Stranger Danger talk


I got a little queasy after picking up our mail this evening. There was a notice from the Dept. of Public Safety warning us there is a high risk sex offender now residing in our neighborhood. Gulp. In our town of 26,000+ (population 2008) there are 90 registered sex offenders and now one resides pretty close to home. He did 8 years time for sexually assaulting a 9 year old. Makes a mama sick. We have a picture, full description and even his address (he is all the way on the other side of our rather large neighborhood community).

I'm not naive though, even before this notification I knew we didn't live in this perfect little bubble where there was no crime, no bad people hurting innocent children. It's just saddening there are those people out there that do these horrible things.

When I picked up the mail and looked at the notification in the car I said out loud, "Oh great (sigh)". Right away Madeline asked, "what mommy?". So we had yet another stranger danger talk. She asked who the man in the picture was. I was honest with her. I told her there are people out there that want to hurt children, it may be because they are sick, or they seek revenge because they were hurt by someone, and they have hatred in their hearts. She understood and acknowledged that lots of kids get hurt but that doesn't mean they should hurt someone to feel better. I told her the man in the picture was punished with jail time similar to how when her or James do something bad and wrong they get punished. But I also reminded her how in the past she's promised not to do the bad thing again, but then fails and does the bad or wrong thing again - well this man made a promise after his punishment not to hurt a child again, but he may go back on his word. She understood that.

So I gave her some scenarios if she were to see or be approached by this man or any other stranger here in our neighborhood at the park, or pool or out in our culdesac. She understood exactly what she needed to do. She also said she didn't want James to get hurt so I told her she needs to show James what to do if we are not right there. I was torn a little when having this conversation - I didn't want her to worry but I also didn't want her to forget on what she should do in these types of situations.

I thought I'd list on this blog post what to teach your preschoolers - 3rd graders.

Start with a simple explanation, “there are really bad people who want to hurt children, therefore it’s very, very important that you never…”

•Talk to strangers

•Open the door when someone is knocking or ringing the bell

•Leave mom’s side at the store or when we are somewhere outdoors.

•Go outside without me or a trusted adult.

•Go with a stranger who can’t find his dog, wants to give you candy, wants to show you something, wants to give you money, etc.

•Approach a strange car, even if they know mom’s name or your name.


I still need to discuss with them screaming and tactics to fight and get away from a stranger. Also "safe people" they can go to for help. I'm also going to use McGruff's website to help them learn these very important rules.

I told Madeline (by the way James was napping in the car while we were having this conversation) that we need to pray for this man and for others like him that they will come to know God's love and never hurt another person again.

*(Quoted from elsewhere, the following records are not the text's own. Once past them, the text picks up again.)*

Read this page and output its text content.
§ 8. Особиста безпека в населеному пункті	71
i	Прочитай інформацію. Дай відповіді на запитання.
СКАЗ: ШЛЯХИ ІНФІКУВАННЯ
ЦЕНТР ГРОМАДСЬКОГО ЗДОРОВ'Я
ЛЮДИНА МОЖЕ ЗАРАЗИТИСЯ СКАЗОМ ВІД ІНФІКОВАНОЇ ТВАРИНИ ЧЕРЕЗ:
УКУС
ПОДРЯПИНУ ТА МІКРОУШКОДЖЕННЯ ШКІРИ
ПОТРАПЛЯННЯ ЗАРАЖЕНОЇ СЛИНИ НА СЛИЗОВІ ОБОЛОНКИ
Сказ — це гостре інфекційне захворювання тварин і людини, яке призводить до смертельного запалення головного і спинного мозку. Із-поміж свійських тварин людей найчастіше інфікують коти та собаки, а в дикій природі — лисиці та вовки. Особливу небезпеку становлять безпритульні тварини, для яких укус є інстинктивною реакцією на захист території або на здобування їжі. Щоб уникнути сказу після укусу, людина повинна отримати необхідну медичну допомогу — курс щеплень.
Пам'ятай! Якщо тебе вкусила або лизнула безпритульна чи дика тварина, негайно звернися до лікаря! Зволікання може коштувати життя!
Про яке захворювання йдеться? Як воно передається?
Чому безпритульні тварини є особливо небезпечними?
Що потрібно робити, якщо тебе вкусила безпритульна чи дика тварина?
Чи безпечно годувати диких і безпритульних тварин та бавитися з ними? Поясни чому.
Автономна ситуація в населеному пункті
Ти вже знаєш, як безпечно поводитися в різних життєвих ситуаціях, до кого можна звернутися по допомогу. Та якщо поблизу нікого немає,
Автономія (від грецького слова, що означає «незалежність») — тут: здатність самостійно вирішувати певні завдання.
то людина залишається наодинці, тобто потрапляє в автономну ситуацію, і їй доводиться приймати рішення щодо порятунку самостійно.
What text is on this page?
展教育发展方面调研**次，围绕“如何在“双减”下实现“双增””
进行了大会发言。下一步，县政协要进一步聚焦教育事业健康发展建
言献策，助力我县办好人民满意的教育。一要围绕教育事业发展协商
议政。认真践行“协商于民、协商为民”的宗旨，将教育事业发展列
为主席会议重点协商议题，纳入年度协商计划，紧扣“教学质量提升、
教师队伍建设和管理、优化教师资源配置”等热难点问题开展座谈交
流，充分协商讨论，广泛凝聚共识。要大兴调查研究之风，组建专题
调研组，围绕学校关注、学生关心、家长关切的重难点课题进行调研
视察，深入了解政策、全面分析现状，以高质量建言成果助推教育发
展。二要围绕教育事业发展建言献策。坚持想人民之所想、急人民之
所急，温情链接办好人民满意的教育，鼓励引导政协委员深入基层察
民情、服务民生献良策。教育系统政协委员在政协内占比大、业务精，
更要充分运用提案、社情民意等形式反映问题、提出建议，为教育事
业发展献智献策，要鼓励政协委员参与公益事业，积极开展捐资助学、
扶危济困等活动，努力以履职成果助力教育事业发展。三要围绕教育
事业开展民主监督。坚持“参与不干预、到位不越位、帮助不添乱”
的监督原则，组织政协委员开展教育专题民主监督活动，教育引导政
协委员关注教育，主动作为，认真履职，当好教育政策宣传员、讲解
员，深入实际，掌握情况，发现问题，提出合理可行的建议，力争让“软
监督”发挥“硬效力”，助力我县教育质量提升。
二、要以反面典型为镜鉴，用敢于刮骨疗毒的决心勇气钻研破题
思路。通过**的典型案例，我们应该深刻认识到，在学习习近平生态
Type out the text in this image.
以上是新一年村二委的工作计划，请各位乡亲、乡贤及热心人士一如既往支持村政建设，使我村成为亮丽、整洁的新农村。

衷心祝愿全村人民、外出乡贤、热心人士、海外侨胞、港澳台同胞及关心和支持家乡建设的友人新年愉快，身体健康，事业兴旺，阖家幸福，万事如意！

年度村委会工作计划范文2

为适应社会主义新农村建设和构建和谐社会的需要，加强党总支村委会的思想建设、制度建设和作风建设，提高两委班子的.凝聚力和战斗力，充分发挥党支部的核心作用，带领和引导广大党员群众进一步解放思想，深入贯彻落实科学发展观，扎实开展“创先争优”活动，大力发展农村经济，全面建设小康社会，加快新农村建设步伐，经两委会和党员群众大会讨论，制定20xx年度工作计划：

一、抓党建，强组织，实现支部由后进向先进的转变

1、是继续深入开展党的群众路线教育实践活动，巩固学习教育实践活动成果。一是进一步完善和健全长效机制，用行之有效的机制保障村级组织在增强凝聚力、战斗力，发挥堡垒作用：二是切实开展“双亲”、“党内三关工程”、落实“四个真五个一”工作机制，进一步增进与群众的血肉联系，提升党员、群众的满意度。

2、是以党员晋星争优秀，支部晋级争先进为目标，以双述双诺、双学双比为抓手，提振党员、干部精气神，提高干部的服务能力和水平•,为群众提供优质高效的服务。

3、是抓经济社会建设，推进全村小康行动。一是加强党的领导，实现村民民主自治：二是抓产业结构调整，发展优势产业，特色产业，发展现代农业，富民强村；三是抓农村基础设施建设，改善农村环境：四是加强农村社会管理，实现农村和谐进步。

Then I said a little prayer myself to God about the worry and anxiety these issues give me as a parent.

Philippians 4:6
"Be anxious for nothing, but in everything by prayer and supplication with thanksgiving let your requests be made known to God."

4 comments:

Unknown said...

Brava to you for being honest with your kids and explaining this to them in simple, direct words. So many parents these days sugar coat these lessons or decorate them with funny words (especially when explaining "private parts"). The way you said you explained it was very honest and I bet she understood it well!

Mickie and Matt said...

Another good idea is to have a secret family word that only you guys know... so when plans change at school and some one else (friend or neighbor because you had an emergency) will be pick Madeline up she'll know to ask the person what the word is and if they know it it's safe. Also if they need to get into the house when just the kids are home. We had that and it worked really well. We never let people in who didn't know our secret family word.

Anonymous said...

Great job, Melissa. I really need to discuss this with Connor too. It makes me sick to know that there are these kind of people around us and that they could potentially harm our kids.
Thanks for the ideas!

dad said...

Thanks for the reminder Melissa. Summer time is coming and people tend to relax and let the kids run wild. We have to be on alert everyday.